Like a puppy I’d crawl around under the coffee table and beg for scraps. "Just one biiiiiiite," I’d whine, and would occasionally be rewarded with a juicy nugget of steak. It was so unlike the pork chops or "Swiss Steak" she cooked us kids because I could actually chew it until it was gone, without having to extract grayish wads of gristle from my mouth and sneak them under the seat cushion. Mom wore dentures and didn’t always scrape the artichoke leaves clean and under cover of offering to take her plate to the kitchen for her I’d re-scrape as many leaves as I could. They’d been dipped in butter and even when I got nothing but fibers between my teeth they were delicious. I couldn’t wait to grow up and eat adult food.
But the worst of all was Thanksgiving, a day I came to dread. At eight in the morning Mom began by rasselling a truly huge turkey, it could have been 75 pounds, into the sink and yanking unsavory-looking bits and pieces out of its gullet and tossing them into a saucepan. I kept track of where that saucepan was to make sure I didn’t eat anything that came out of there, no matter how hungry I was. I had some standards, after all. This turkey then cooked all morning and into the afternoon and evening, growing more dessicated by the hour. Without the addition of the questionable gravy it was practically turkey jerky. She really was an indifferent cook (I did, however, adore Mom’s lumpy mashed potatoes, made from actual spuds. Smooth mashed potatoes seem so lacking in character now after her richly textured ones).

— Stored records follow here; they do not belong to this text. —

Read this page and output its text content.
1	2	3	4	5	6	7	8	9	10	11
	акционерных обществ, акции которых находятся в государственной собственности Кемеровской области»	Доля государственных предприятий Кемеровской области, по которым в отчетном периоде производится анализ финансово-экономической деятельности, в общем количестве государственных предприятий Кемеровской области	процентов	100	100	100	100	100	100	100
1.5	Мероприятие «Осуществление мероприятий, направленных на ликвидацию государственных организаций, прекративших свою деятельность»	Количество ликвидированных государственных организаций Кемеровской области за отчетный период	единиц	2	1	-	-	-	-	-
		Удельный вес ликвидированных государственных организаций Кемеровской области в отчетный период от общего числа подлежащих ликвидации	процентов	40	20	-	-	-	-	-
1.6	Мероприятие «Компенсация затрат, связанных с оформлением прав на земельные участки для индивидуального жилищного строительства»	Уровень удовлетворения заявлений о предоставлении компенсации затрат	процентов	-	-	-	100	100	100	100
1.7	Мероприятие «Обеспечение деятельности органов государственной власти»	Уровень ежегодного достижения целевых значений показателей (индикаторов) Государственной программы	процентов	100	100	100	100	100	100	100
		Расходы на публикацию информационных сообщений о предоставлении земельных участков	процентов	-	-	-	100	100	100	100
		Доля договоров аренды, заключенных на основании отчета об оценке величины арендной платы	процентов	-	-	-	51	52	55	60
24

One day of hideous turkey was bad enough, but then came the leftovers. Weeks of leftovers. Turkey hot, turkey cold, turkey soup, turkey salad, turkey ala King. (I just now, in a fit of suspicion, googled Turkey ala King, and sure enough it bears no resemblance to the "Turkey ala King" of my post-Thanksgiving childhood). The daily bologna sandwich was replaced with, well, you know. If I complained I was hungry I was told there was plenty of leftover turkey that those poor starving children in China would love to have. I would have loved for them to have it, too.
And the hits just kept coming -- turkey casseroles, turkey tetrazzini (I’m not even going to bother googling that one), turkey pot pie, turkey on toast, turkey on a stick. About the time the carcass was finally down to the bones it was Christmas and time for yet another freakin’ turkey that lasted us until Easter, at which point we had the meatloaf with the greenish hard-boiled eggs inside. The only break from this relentless parade of turkey dishes was, since we were at least nominally Catholic, fish on Fridays, as in frozen fish sticks with frozen Tater Tots.
By the time I was a teen-aged precocious reader I swore that as God was my witness I would never eat turkey as an adult again, a promise I’ve mostly kept. Oh, I’m polite to my hardworking hosts and hostesses and take a single slice onto my plate, having learned that to refuse turkey on Thanksgiving is akin to refusing champagne at a wedding – it just invites too many questions and stares.
Then, when no one’s looking, I slip it under the seat cushion.